Game On! convincingly achieves its stated goals, and although it might be seen as redundant to anyone familiar with the featured games, I wouldn’t hesitate to recommend it as a fine starting point for the game-curious. Someone should send Boris Johnson a copy.

Character Design for Mobile Devices
Lawrence “NGFman” Wright
Rotovision, £29.99
ISBN: 978-2940361120

Don’t be fooled by the title – this book is essentially an excuse to geek out on a load of pixel art from various handheld and mobile formats. The decision to present the book as some sort of sober, instructional handbook on pixel art appears to have been taken at the behest of the book’s publisher.

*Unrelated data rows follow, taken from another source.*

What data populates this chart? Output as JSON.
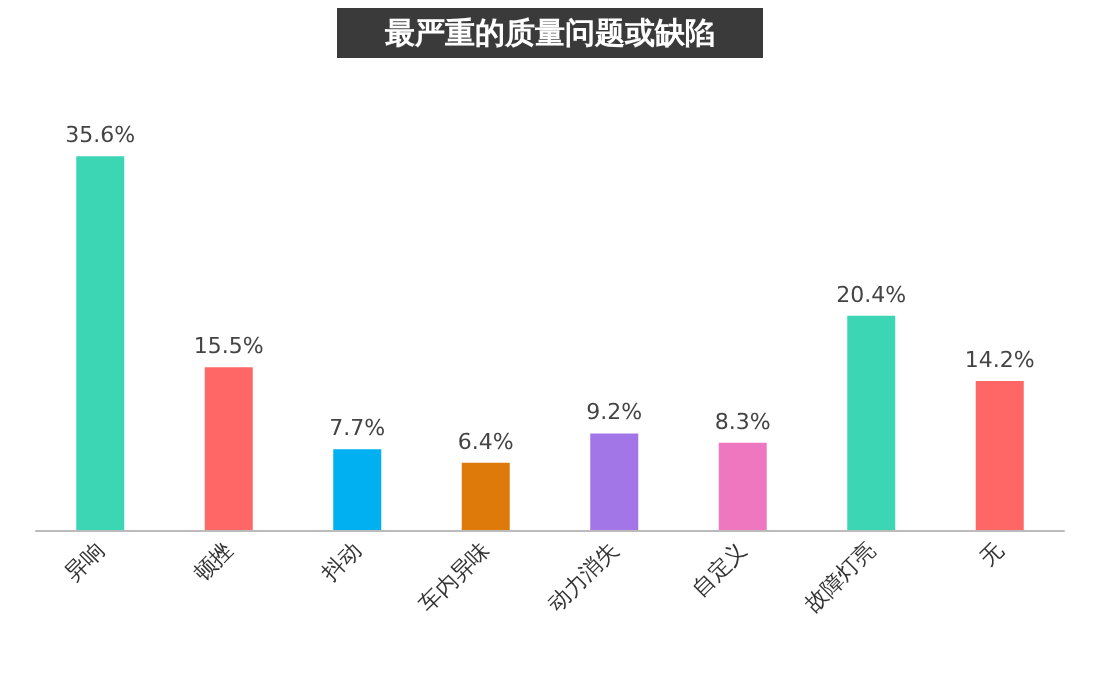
{
  "chart_data": {
    "type": "bar",
    "title": "最严重的质量问题或缺陷",
    "categories": [
      "异响",
      "顿挫",
      "抖动",
      "车内异味",
      "动力消失",
      "自定义",
      "故障灯亮",
      "无"
    ],
    "values": [
      35.6,
      15.5,
      7.7,
      6.4,
      9.2,
      8.3,
      20.4,
      14.2
    ],
    "colors": [
      "#3dd6b5",
      "#ff6666",
      "#00b0f0",
      "#dd7a0a",
      "#a276e6",
      "#ee77c0",
      "#3dd6b5",
      "#ff6666"
    ],
    "value_labels": [
      "35.6%",
      "15.5%",
      "7.7%",
      "6.4%",
      "9.2%",
      "8.3%",
      "20.4%",
      "14.2%"
    ]
  }
}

A wealth of material is included. The challenges of producing graphics for mobile phone games are discussed (although only examples from a tiny handful of studios is featured). There are also extensive sections dedicated to a wide range of handhelds (including the Neo Geo Pocket Color, Bandai Wonderswan and Sega Game Gear), “sprite histories” for long-running, platform-spanning 2D game series such as Sonic, Mario and Castlevania, and interviews and profiles of several prolific commercial pixel artists (including the surprisingly under-recognised Henk Nieborg – although, overall, most of the artwork featured is of Japanese origin).

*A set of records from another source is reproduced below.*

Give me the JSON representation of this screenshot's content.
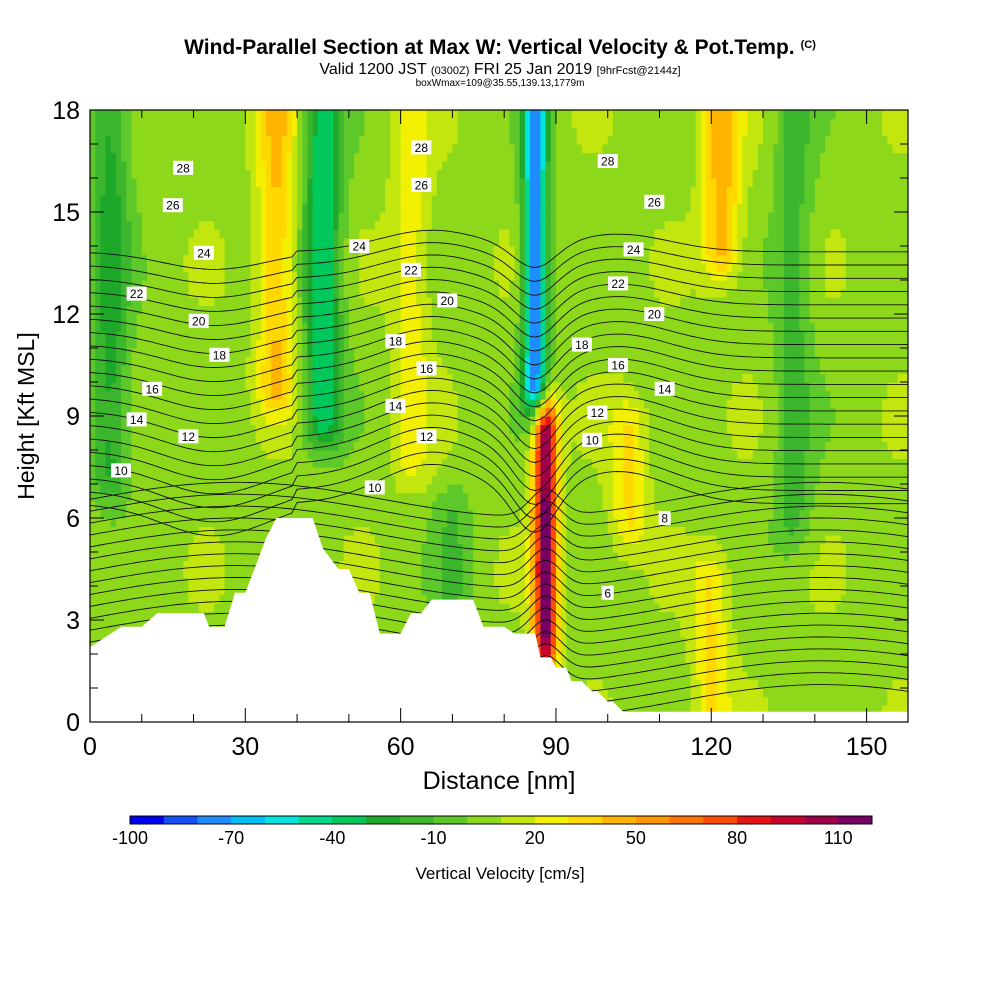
{
  "title": {
    "main": "Wind-Parallel Section at Max W: Vertical Velocity & Pot.Temp.",
    "copyright": "(C)",
    "valid_prefix": "Valid 1200 JST",
    "valid_utc": "(0300Z)",
    "valid_date": "FRI 25 Jan 2019",
    "forecast": "[9hrFcst@2144z]",
    "box_info": "boxWmax=109@35.55,139.13,1779m"
  },
  "chart_data": {
    "type": "heatmap",
    "xlabel": "Distance [nm]",
    "ylabel": "Height [Kft MSL]",
    "xlim": [
      0,
      158
    ],
    "ylim": [
      0,
      18
    ],
    "x_ticks": [
      0,
      30,
      60,
      90,
      120,
      150
    ],
    "y_ticks": [
      0,
      3,
      6,
      9,
      12,
      15,
      18
    ],
    "grid": false,
    "colorbar": {
      "label": "Vertical Velocity [cm/s]",
      "placement": "bottom",
      "tick_labels": [
        -100,
        -70,
        -40,
        -10,
        20,
        50,
        80,
        110
      ],
      "levels": [
        -100,
        -90,
        -80,
        -70,
        -60,
        -50,
        -40,
        -30,
        -20,
        -10,
        0,
        10,
        20,
        30,
        40,
        50,
        60,
        70,
        80,
        90,
        100,
        110,
        120
      ],
      "colors": [
        "#0000f0",
        "#1450f5",
        "#1e8cff",
        "#00bff5",
        "#00e6dc",
        "#00d88a",
        "#00c85a",
        "#1ea82a",
        "#3cb62c",
        "#5cc82a",
        "#8ed81c",
        "#c2e60e",
        "#f2f000",
        "#ffd800",
        "#ffb400",
        "#ff9600",
        "#ff7400",
        "#ff4c00",
        "#e61414",
        "#c8002e",
        "#a0004a",
        "#780064"
      ]
    },
    "velocity_features": [
      {
        "x": 4,
        "y_range": [
          7.5,
          18
        ],
        "w_cm_s": -30
      },
      {
        "x": 36,
        "y_range": [
          10,
          18
        ],
        "w_cm_s": 35
      },
      {
        "x": 45,
        "y_range": [
          9,
          18
        ],
        "w_cm_s": -45
      },
      {
        "x": 62,
        "y_range": [
          8,
          18
        ],
        "w_cm_s": 20
      },
      {
        "x": 70,
        "y_range": [
          3,
          6
        ],
        "w_cm_s": -15
      },
      {
        "x": 86,
        "y_range": [
          10,
          18
        ],
        "w_cm_s": -85
      },
      {
        "x": 88,
        "y_range": [
          2.5,
          8.5
        ],
        "w_cm_s": 109
      },
      {
        "x": 104,
        "y_range": [
          6,
          8.5
        ],
        "w_cm_s": 25
      },
      {
        "x": 120,
        "y_range": [
          0.5,
          4
        ],
        "w_cm_s": 25
      },
      {
        "x": 122,
        "y_range": [
          14,
          18
        ],
        "w_cm_s": 40
      },
      {
        "x": 136,
        "y_range": [
          6,
          18
        ],
        "w_cm_s": -20
      }
    ],
    "terrain": {
      "x": [
        0,
        3,
        6,
        7,
        10,
        13,
        22,
        23,
        26,
        28,
        30,
        32,
        34,
        36,
        40,
        42,
        43,
        45,
        48,
        50,
        52,
        54,
        56,
        58,
        60,
        62,
        64,
        66,
        68,
        70,
        72,
        74,
        76,
        78,
        80,
        82,
        84,
        86,
        87,
        88,
        89,
        90,
        92,
        93,
        95,
        97,
        98,
        100,
        101,
        103,
        106,
        158
      ],
      "height_kft": [
        2.2,
        2.5,
        2.8,
        2.8,
        2.8,
        3.2,
        3.2,
        2.8,
        2.8,
        3.8,
        3.8,
        4.6,
        5.4,
        6.0,
        6.0,
        6.0,
        6.0,
        5.1,
        4.5,
        4.5,
        3.8,
        3.8,
        2.6,
        2.6,
        2.6,
        3.2,
        3.2,
        3.6,
        3.6,
        3.6,
        3.6,
        3.6,
        2.8,
        2.8,
        2.8,
        2.6,
        2.6,
        2.6,
        1.9,
        1.9,
        1.9,
        1.6,
        1.6,
        1.2,
        1.2,
        0.9,
        0.9,
        0.6,
        0.6,
        0.3,
        0.3,
        0.3
      ]
    },
    "contours": {
      "label": "Pot.Temp.",
      "levels": [
        6,
        8,
        10,
        12,
        14,
        16,
        18,
        20,
        22,
        24,
        26,
        28
      ],
      "labels": [
        {
          "text": "10",
          "x": 6,
          "y": 7.4
        },
        {
          "text": "14",
          "x": 9,
          "y": 8.9
        },
        {
          "text": "16",
          "x": 12,
          "y": 9.8
        },
        {
          "text": "12",
          "x": 19,
          "y": 8.4
        },
        {
          "text": "18",
          "x": 25,
          "y": 10.8
        },
        {
          "text": "20",
          "x": 21,
          "y": 11.8
        },
        {
          "text": "22",
          "x": 9,
          "y": 12.6
        },
        {
          "text": "24",
          "x": 22,
          "y": 13.8
        },
        {
          "text": "26",
          "x": 16,
          "y": 15.2
        },
        {
          "text": "28",
          "x": 18,
          "y": 16.3
        },
        {
          "text": "10",
          "x": 55,
          "y": 6.9
        },
        {
          "text": "14",
          "x": 59,
          "y": 9.3
        },
        {
          "text": "18",
          "x": 59,
          "y": 11.2
        },
        {
          "text": "24",
          "x": 52,
          "y": 14.0
        },
        {
          "text": "22",
          "x": 62,
          "y": 13.3
        },
        {
          "text": "26",
          "x": 64,
          "y": 15.8
        },
        {
          "text": "28",
          "x": 64,
          "y": 16.9
        },
        {
          "text": "12",
          "x": 65,
          "y": 8.4
        },
        {
          "text": "16",
          "x": 65,
          "y": 10.4
        },
        {
          "text": "20",
          "x": 69,
          "y": 12.4
        },
        {
          "text": "28",
          "x": 100,
          "y": 16.5
        },
        {
          "text": "18",
          "x": 95,
          "y": 11.1
        },
        {
          "text": "12",
          "x": 98,
          "y": 9.1
        },
        {
          "text": "10",
          "x": 97,
          "y": 8.3
        },
        {
          "text": "16",
          "x": 102,
          "y": 10.5
        },
        {
          "text": "22",
          "x": 102,
          "y": 12.9
        },
        {
          "text": "24",
          "x": 105,
          "y": 13.9
        },
        {
          "text": "26",
          "x": 109,
          "y": 15.3
        },
        {
          "text": "20",
          "x": 109,
          "y": 12.0
        },
        {
          "text": "14",
          "x": 111,
          "y": 9.8
        },
        {
          "text": "8",
          "x": 111,
          "y": 6.0
        },
        {
          "text": "6",
          "x": 100,
          "y": 3.8
        }
      ]
    }
  }
}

At the original pricepoint (£29.99) this book was rather hard to justify purchasing, when you consider that most of the imagery is available online and that there’s only so much that can be said about the minutiae of creating pixel graphics and the tricks used to give the suggestion of more detail. I’d advise checking it out first hand before splashing the cash, unless you can’t get enough of this stuff (and have an eboy bedspread).

The Video Games Guide
Matt Fox
Boxtree, £16.99
ISBN: 978-0752226255

Five minutes flicking through this book was enough to know that it should be avoided. It’s an extraordinarily incompetent attempt to create a Halliwell-style guide to games, an ambitious and worthwhile objective which is frustrated somewhat by the fact that whereas Halliwell’s Film Guide boasts 23,000 entries selected by a staff of editors and contributors, “The Video Games Guide” contains fewer than 1,000 entries, selected in stream of consciousness fashion by one guy who nobody has ever heard of.

The paucity of material is emphasised by the space-wasting layout (where even a redirection entry takes up roughly one eighth of a page), and waffling, anecdotal descriptive prose which manages to be impressively obtuse (for example the entry on Pong avoids any use of the word “tennis”). It’s hardly worth pointing out that the book lacks an adequate system of notation for indicating platforms, developers, publishers, alternate titles or any other reference data.

As a result of these shortcomings, whether by intention or simply through lack of ability, the Guide comes across as a cynical cash-in squarely aimed at nostalgia-blinded lapsed gamers. Unfortunately, at the moment it’s the only book of its kind available (apart from the Digital Press guides, which are closer to collector’s catalogues than review guides).